Über 20 Jahre ist es her, da veröffentlichte Walter Moers mit »Die Stadt der träumenden Bücher« einen meiner absoluten Lieblingsromane. Mit »Der Schrecksenmeister« folgte ein weiteres Meisterwerk und auch das zuvor erschienene »Rumo & das Wunder im Dunkeln« hat es mir angetan. Dann aber geriet der Meister (nicht nur meiner Meinung nach) in eine Schaffenskrise.
»Das Labyrinth der träumenden Bücher« geriet inhaltlich zu einer unnötigen Nacherzählung seines größten Werkes und nach jahrelanger Pause kam dann mit »Prinzessin Insomnia« ein Buch, mit dem ich so gar nichts anfangen konnte und das ich deshalb sogar abbrach.
Seither war ich bei Moers skeptisch. Nachdem sein letztes Buch Qwert aber von vielen Kritikern gelobt wurde, wagte ich mal wieder eine Reise nach Zamonien – obwohl, da landet man gar nicht.

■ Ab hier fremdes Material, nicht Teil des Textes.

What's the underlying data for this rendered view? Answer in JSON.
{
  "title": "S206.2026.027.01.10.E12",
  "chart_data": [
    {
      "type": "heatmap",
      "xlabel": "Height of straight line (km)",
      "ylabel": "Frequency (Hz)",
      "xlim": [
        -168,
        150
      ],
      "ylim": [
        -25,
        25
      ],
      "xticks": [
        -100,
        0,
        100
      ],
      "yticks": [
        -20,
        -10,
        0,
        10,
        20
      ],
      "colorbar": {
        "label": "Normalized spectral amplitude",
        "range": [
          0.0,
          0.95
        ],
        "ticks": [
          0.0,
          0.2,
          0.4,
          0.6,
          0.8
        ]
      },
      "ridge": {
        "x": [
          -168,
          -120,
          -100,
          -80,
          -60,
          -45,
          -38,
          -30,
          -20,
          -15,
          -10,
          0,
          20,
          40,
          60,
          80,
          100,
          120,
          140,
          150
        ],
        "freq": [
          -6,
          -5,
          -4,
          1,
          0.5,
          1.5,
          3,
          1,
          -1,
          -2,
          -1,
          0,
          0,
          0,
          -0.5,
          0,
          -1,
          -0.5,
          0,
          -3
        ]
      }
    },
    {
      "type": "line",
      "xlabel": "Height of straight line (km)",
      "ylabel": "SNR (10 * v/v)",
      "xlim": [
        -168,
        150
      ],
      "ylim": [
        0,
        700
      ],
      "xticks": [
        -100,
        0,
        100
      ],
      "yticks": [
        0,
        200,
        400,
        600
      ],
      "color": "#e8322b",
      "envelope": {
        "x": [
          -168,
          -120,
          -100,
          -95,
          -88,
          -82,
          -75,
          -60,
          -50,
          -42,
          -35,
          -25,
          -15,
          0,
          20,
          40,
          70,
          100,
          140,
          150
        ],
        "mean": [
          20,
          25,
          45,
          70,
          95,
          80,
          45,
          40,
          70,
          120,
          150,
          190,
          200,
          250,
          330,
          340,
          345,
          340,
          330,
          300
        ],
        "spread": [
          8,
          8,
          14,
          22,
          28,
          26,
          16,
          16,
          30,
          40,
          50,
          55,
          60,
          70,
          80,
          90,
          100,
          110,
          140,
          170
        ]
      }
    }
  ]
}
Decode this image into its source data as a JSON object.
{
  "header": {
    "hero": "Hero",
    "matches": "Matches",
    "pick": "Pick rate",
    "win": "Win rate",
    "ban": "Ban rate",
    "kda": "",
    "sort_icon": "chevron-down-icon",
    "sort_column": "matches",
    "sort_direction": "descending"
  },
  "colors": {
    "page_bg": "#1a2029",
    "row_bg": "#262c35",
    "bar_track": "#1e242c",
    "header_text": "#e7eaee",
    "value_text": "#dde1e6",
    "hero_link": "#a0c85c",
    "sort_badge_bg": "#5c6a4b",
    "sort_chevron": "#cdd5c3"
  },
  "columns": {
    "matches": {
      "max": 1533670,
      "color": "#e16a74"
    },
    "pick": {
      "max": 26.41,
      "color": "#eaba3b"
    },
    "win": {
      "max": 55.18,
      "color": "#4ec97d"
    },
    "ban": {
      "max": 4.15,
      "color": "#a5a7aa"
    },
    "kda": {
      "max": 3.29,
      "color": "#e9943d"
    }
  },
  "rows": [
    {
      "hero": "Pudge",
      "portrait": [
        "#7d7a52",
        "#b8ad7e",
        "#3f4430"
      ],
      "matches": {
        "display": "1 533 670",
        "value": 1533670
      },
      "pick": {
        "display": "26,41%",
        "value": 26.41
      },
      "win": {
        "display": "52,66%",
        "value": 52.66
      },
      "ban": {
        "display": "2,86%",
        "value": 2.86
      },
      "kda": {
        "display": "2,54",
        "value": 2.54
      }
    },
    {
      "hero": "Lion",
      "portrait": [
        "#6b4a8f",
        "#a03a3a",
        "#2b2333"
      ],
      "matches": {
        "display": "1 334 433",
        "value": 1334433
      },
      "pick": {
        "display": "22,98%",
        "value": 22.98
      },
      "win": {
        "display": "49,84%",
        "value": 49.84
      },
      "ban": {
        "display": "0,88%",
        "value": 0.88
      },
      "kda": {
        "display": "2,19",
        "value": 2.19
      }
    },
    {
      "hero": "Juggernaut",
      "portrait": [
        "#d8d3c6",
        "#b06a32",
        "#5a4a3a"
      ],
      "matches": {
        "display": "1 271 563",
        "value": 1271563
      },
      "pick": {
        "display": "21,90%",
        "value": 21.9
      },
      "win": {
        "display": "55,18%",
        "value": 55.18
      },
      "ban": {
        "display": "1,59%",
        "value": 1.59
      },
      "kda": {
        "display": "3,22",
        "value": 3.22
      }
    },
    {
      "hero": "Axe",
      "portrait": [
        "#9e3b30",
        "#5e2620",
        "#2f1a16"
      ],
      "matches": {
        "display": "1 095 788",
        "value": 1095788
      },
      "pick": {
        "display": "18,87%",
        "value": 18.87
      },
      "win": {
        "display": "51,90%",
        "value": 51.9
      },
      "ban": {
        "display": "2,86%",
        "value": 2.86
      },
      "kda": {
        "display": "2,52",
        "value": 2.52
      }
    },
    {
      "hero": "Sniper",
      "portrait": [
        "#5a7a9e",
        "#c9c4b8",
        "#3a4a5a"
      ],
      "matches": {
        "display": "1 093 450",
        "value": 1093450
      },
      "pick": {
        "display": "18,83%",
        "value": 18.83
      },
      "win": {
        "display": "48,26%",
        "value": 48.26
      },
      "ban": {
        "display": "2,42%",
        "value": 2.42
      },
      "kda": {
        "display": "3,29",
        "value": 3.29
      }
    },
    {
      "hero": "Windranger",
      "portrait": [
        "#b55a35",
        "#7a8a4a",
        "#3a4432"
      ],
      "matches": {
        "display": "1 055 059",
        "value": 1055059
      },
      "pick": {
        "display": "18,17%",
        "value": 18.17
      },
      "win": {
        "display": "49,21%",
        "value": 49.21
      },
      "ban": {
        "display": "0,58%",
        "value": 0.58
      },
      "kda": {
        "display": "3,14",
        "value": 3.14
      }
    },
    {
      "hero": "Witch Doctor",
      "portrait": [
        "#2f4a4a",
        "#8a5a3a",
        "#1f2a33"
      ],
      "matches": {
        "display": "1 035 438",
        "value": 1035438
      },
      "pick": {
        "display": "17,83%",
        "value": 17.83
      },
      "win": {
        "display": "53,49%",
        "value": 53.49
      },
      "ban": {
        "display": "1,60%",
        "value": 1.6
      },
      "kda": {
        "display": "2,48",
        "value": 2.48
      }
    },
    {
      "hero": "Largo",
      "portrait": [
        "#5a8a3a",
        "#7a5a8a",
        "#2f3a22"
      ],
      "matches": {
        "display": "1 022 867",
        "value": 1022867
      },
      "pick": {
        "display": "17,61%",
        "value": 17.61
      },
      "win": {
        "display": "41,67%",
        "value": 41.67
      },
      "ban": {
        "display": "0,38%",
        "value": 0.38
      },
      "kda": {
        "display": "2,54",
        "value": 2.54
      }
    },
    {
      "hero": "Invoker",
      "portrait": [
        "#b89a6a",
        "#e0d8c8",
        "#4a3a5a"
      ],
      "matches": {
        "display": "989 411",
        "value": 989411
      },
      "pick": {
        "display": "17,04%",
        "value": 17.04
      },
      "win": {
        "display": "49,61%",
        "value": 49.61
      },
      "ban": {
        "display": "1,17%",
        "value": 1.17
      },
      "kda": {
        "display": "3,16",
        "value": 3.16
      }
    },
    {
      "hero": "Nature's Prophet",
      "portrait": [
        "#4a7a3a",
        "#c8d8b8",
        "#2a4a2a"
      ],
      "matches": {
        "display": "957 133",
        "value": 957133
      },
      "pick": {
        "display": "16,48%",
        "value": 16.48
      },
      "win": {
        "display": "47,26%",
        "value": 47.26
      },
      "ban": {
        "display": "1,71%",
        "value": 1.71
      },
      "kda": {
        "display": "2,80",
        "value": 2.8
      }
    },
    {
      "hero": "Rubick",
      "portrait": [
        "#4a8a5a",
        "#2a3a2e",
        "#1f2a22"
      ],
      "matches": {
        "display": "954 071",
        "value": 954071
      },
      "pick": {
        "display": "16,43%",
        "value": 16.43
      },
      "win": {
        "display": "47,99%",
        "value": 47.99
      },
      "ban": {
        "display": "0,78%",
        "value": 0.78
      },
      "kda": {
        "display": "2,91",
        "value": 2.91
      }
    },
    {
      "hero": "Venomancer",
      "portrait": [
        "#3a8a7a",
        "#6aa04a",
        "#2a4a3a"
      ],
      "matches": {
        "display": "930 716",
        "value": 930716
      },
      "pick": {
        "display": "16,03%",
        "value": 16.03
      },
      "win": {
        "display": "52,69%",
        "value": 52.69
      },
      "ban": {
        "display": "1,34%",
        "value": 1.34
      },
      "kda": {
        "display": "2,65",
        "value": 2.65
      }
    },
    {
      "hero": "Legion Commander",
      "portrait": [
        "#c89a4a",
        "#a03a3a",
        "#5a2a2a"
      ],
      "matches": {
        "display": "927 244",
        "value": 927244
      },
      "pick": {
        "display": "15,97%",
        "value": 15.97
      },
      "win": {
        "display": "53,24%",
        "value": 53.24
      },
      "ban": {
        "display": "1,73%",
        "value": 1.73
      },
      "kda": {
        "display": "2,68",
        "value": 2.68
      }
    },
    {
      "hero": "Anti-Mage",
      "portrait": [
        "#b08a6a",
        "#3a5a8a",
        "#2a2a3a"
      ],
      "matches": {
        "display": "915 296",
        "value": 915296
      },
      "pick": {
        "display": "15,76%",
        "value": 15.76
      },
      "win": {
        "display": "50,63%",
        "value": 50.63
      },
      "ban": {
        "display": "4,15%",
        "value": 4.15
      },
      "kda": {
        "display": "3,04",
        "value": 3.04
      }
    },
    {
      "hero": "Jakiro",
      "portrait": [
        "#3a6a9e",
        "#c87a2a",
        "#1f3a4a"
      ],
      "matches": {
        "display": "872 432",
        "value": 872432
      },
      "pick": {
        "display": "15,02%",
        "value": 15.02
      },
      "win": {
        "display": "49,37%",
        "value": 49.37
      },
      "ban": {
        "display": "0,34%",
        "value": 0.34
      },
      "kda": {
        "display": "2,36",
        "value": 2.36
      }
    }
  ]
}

Den Titelheld Qwert Zuiopü kennt man bereits aus »Die 13½ Leben des Käpt’n Blaubär«. Nach einem Sturz durch ein Dimensionsloch findet er sich in der Welt Ormea im Körper des wagemutigen Ritters Prinz Kaltbluth wieder – eine Figur, die auch schon in anderen Romanen Erwähnung fand. Der hat sich vor Qwerts Ankunft schon einige Feinde unter der Ritterschaft gemacht, doch damit nicht genug, hat gleich Qwerts erste Handlung in der unbekannten Welt ungeahnte Konsequenzen und so stolpert er mit seinem Knappen Oyo und dem Reitwürmchen Schneesturm von einem Mini-Abenteuer ins nächste.
Meine Meinung:
Zu Beginn hat Qwert mir gefallen und mir Hoffnung gemacht, dass Walter Moers wieder zu alter Form aufläuft. Jede Menge verrückte Ideen, Wortspielereien und zahlreiche von ihm selbst angefertigte Illustrationen sorgten für Lesespaß und es machte Spaß, die abgedrehte Welt zu entdecken.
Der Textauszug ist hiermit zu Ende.